井下现场较多采用钻屑法取样,但此法易混样,无法保证煤样的纯净,导致瓦斯含量测定的可靠性难以保证[9]。常规煤心管取样过程中,钻头切削热和管壁与钻孔壁间的摩擦热会使煤心温度升高,并且取心时间较长,导致推算的瓦斯损失量往往低于取样中实际值[10-11]。为了减少瓦斯逸散,孙四清等[12]提出了“三筒单动、球阀关闭、取心筒与解吸罐一体化”的煤层气密闭取心器;李泉新等[13]将密闭取心技术运用到煤层井下长距离定点取样;谢和平团队[14-15]研发了的保压保瓦斯工艺可实现低扰动取心,保压能力强;王西贵等[16]设计了保温保压保形的煤层气取心工具。
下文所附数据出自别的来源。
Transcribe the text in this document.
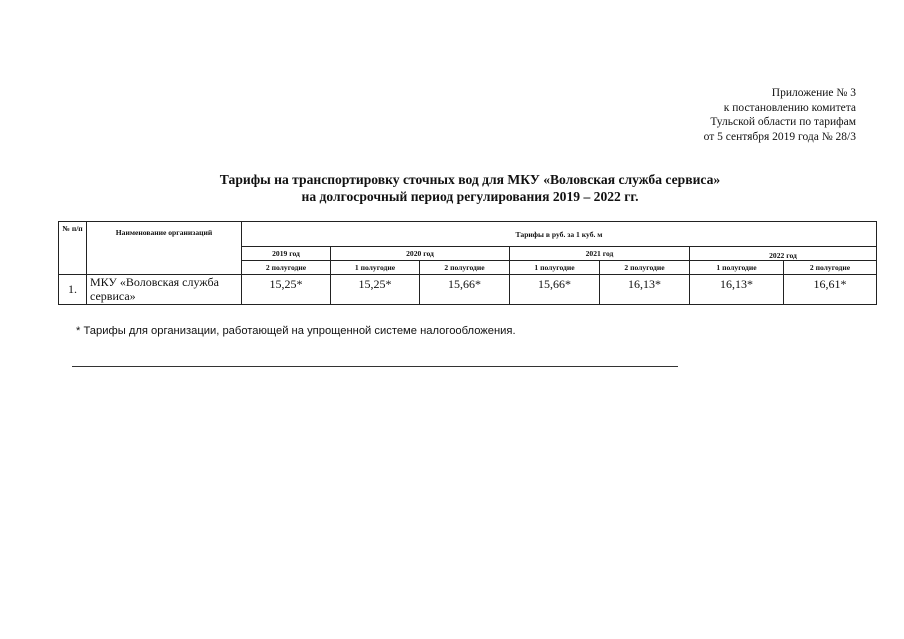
Приложение № 3
к постановлению комитета
Тульской области по тарифам
от 5 сентября 2019 года № 28/3
Тарифы на транспортировку сточных вод для МКУ «Воловская служба сервиса»
на долгосрочный период регулирования 2019 – 2022 гг.
№ п/п	Наименование организаций	Тарифы в руб. за 1 куб. м						
		2019 год	2020 год		2021 год		2022 год	
		2 полугодие	1 полугодие	2 полугодие	1 полугодие	2 полугодие	1 полугодие	2 полугодие
1.	МКУ «Воловская служба сервиса»	15,25*	15,25*	15,66*	15,66*	16,13*	16,13*	16,61*
* Тарифы для организации, работающей на упрощенной системе налогообложения.
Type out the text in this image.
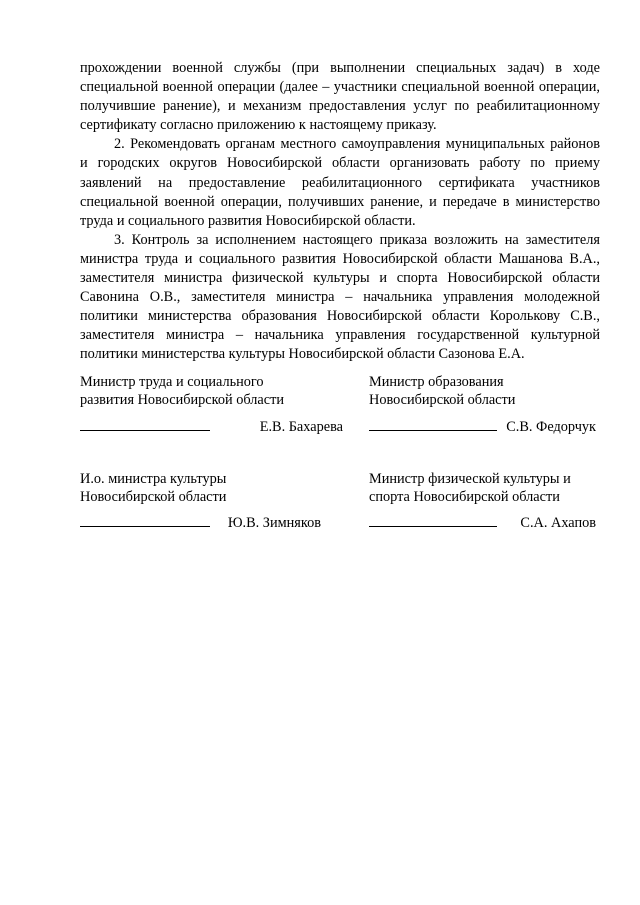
прохождении военной службы (при выполнении специальных задач) в ходе специальной военной операции (далее – участники специальной военной операции, получившие ранение), и механизм предоставления услуг по реабилитационному сертификату согласно приложению к настоящему приказу.

2. Рекомендовать органам местного самоуправления муниципальных районов и городских округов Новосибирской области организовать работу по приему заявлений на предоставление реабилитационного сертификата участников специальной военной операции, получивших ранение, и передаче в министерство труда и социального развития Новосибирской области.

3. Контроль за исполнением настоящего приказа возложить на заместителя министра труда и социального развития Новосибирской области Машанова В.А., заместителя министра физической культуры и спорта Новосибирской области Савонина О.В., заместителя министра – начальника управления молодежной политики министерства образования Новосибирской области Королькову С.В., заместителя министра – начальника управления государственной культурной политики министерства культуры Новосибирской области Сазонова Е.А.

Министр труда и социального
развития Новосибирской области
Е.В. Бахарева
Министр образования
Новосибирской области
С.В. Федорчук
И.о. министра культуры
Новосибирской области
Ю.В. Зимняков
Министр физической культуры и
спорта Новосибирской области
С.А. Ахапов
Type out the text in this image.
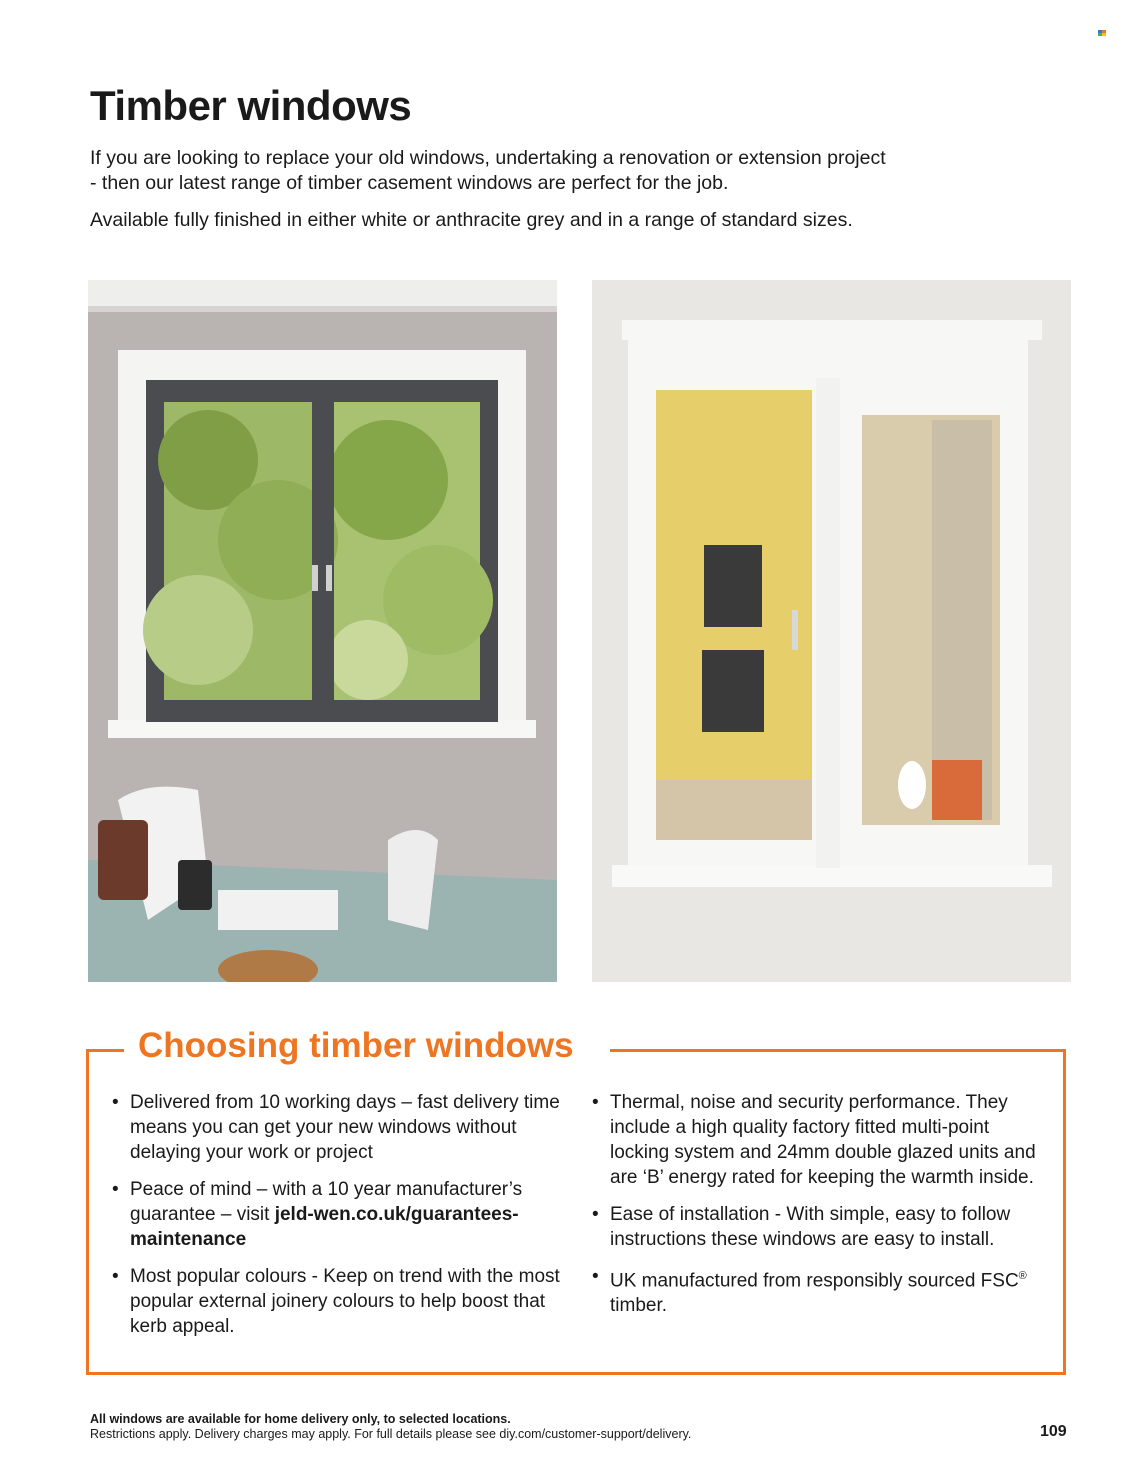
Timber windows

If you are looking to replace your old windows, undertaking a renovation or extension project
- then our latest range of timber casement windows are perfect for the job.

Available fully finished in either white or anthracite grey and in a range of standard sizes.

Choosing timber windows
• Delivered from 10 working days – fast delivery time means you can get your new windows without delaying your work or project
• Peace of mind – with a 10 year manufacturer’s guarantee – visit jeld-wen.co.uk/guarantees-maintenance
• Most popular colours - Keep on trend with the most popular external joinery colours to help boost that kerb appeal.
• Thermal, noise and security performance. They include a high quality factory fitted multi-point locking system and 24mm double glazed units and are ‘B’ energy rated for keeping the warmth inside.
• Ease of installation - With simple, easy to follow instructions these windows are easy to install.
• UK manufactured from responsibly sourced FSC® timber.

All windows are available for home delivery only, to selected locations.

Restrictions apply. Delivery charges may apply. For full details please see diy.com/customer-support/delivery.	109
这些方法一定程度上提高了取样深度和精度,但设备工艺较繁琐,仍无法消除取心器具局部生热对瓦斯解吸的影响。
瓦斯损失量推算一般通过构建瓦斯扩散模型来进行计算补偿,前人总结了诸多颗粒煤中瓦斯流动规律公式[17-18]。李志强等[19]提出了煤粒多尺度多级孔隙模型,能适应均质与非均质煤体的扩散。程远平等[20]进一步研究了煤的孔径类型对气体扩散系数的影响。秦跃平等[21]提出了密度梯度驱动的扩散模型;王亮等[22]优化了颗粒煤基质尺度计算参数,使其在粉化程度高的煤样中同样具有较好适用性。王兆丰等[23-24]系统研究了−30~30 ℃条件下的颗粒煤瓦斯吸附/解吸特性,发现低温能有效抑制瓦斯解吸,并提出了低温取心技术。马树俊等[25]通过程序升/降温闭合性变温试验发现吸附和解吸两者基本可逆。此外,陈江龙等[26]认为损失瓦斯量的补偿计算值随取样时间延长而减小,与实测值误差逐渐增大。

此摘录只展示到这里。